Identify duplicates and merge records

Anonymous · ‎2018-07-02

Hi, I am fairly new to talend and first time using this forum, so apologies in advance.

I use Talend open studio Big Data (free version) and as part of my job I have to carry certain integrations.

I have searched and tried several solutions mentioned by other users, but unfortunately it does not serve the purpose of my need

Currently I am working on a Project where I need to merge records where if duplication occurs, however, if the master and child record contain same data then no merge is required, this is based on the personal data.

We are using maria DB and our database contain few hundred tables and from those table, we are only interested in few tables that will help identify duplicated record. The concept of this to eliminate duplication.

So, we have a person table(personID, firstname, suranme), which links to the person address table (personaddid, personID, town, city, county etc), person email table (personemailID, personID, email, emailtype(home, private, work) and person telephone number (personTelephoneID, personID, telephone, telephonetype(home, private, work).

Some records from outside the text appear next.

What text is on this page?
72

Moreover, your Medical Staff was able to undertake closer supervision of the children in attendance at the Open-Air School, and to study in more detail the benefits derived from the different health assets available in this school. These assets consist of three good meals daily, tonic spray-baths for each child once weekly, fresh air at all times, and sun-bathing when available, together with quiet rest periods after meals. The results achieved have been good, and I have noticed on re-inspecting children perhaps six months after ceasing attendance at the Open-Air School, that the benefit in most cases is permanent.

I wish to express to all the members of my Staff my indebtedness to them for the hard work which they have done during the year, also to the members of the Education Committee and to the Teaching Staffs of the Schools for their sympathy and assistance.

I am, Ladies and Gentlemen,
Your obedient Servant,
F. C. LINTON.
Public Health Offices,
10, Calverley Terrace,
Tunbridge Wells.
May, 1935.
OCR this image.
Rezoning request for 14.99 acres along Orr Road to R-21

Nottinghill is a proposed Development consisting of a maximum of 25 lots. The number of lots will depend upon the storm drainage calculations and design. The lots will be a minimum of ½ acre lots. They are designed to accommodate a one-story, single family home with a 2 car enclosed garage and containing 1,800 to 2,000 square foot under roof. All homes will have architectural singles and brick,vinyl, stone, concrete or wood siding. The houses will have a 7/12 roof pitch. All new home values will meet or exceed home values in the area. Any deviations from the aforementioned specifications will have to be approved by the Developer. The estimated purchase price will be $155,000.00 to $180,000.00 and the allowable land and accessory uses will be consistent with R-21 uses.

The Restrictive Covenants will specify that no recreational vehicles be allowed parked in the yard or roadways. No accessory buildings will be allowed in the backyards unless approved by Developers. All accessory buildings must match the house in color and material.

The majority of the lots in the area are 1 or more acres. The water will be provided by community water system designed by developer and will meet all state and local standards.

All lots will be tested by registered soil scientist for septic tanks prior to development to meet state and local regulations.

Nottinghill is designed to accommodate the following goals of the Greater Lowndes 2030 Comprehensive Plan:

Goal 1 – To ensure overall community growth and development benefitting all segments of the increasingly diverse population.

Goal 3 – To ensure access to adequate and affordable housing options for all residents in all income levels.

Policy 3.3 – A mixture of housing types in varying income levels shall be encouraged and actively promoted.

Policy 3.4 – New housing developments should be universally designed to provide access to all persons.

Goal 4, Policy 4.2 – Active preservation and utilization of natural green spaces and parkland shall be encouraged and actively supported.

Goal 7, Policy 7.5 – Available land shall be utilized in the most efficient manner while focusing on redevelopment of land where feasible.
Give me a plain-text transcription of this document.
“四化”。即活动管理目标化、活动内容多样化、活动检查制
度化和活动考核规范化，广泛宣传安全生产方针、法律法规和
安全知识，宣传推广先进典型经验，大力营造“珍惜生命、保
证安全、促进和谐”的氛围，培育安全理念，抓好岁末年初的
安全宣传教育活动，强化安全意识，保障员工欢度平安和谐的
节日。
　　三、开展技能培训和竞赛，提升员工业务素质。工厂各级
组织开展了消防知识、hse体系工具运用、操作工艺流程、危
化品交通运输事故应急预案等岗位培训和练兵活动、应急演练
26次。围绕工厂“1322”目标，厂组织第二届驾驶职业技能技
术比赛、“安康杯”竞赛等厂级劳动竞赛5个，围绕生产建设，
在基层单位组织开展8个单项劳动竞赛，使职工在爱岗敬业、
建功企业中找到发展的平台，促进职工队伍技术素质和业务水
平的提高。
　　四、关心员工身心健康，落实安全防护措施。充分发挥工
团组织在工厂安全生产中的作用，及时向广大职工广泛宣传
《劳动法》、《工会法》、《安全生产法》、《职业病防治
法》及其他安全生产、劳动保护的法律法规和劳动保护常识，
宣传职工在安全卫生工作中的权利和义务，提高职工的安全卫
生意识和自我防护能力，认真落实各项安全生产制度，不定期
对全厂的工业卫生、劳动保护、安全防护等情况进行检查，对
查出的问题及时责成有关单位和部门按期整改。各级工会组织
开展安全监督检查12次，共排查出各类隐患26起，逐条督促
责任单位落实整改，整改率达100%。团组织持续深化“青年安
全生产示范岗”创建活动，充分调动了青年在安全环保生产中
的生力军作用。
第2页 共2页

Based on these tables, I first need to identify if the record is duplicated, if so, only merge missing data to master record.

For example,

Person Table
PersonID	Firstname	Surname
1	Jo	Blog
2	Jo	Blog

Person Telephone
PersonTelephoneID	PersonID	Telephone
1	1	(+44)01234567890
2	1	01234567890
1	2	(+44) 01234567890
2	2	(+44)01234567891
3	2	01234567890

These two candidate are classed as duplicate because candidate 2 contains all data same as candidate 1 except with one unique number
So, I want to be able to identify these two candidates are duplicates and then based on I want to merge the candidate 2 data into the candidate 1, but that also needs to take in consideration the regular expressions, for example, candidate 1=(+44)01234567890 is same as candidate 2= 01234567890, therefore do not insert this number into candidate 1 (candidate 2 telephone number will read "merged" or even additional rows deleted)

Outcome candidate 1
PersonTelephoneID	PersonID	Telephone
1	1	(+44)01234567890
New id will be created when inserted in table	2	(+44)01234567891

Outcome candidate 2
PersonTelephoneID	PersonID	Telephone
1	2	"merged"

Anonymous · ‎2018-07-04

Hello,

If we understand your requirement very well, are you trying to insert in your database only the new data? If so, you can compare your tables by using tMap and set the "Catch lookup inner join reject" as true to get the changed data.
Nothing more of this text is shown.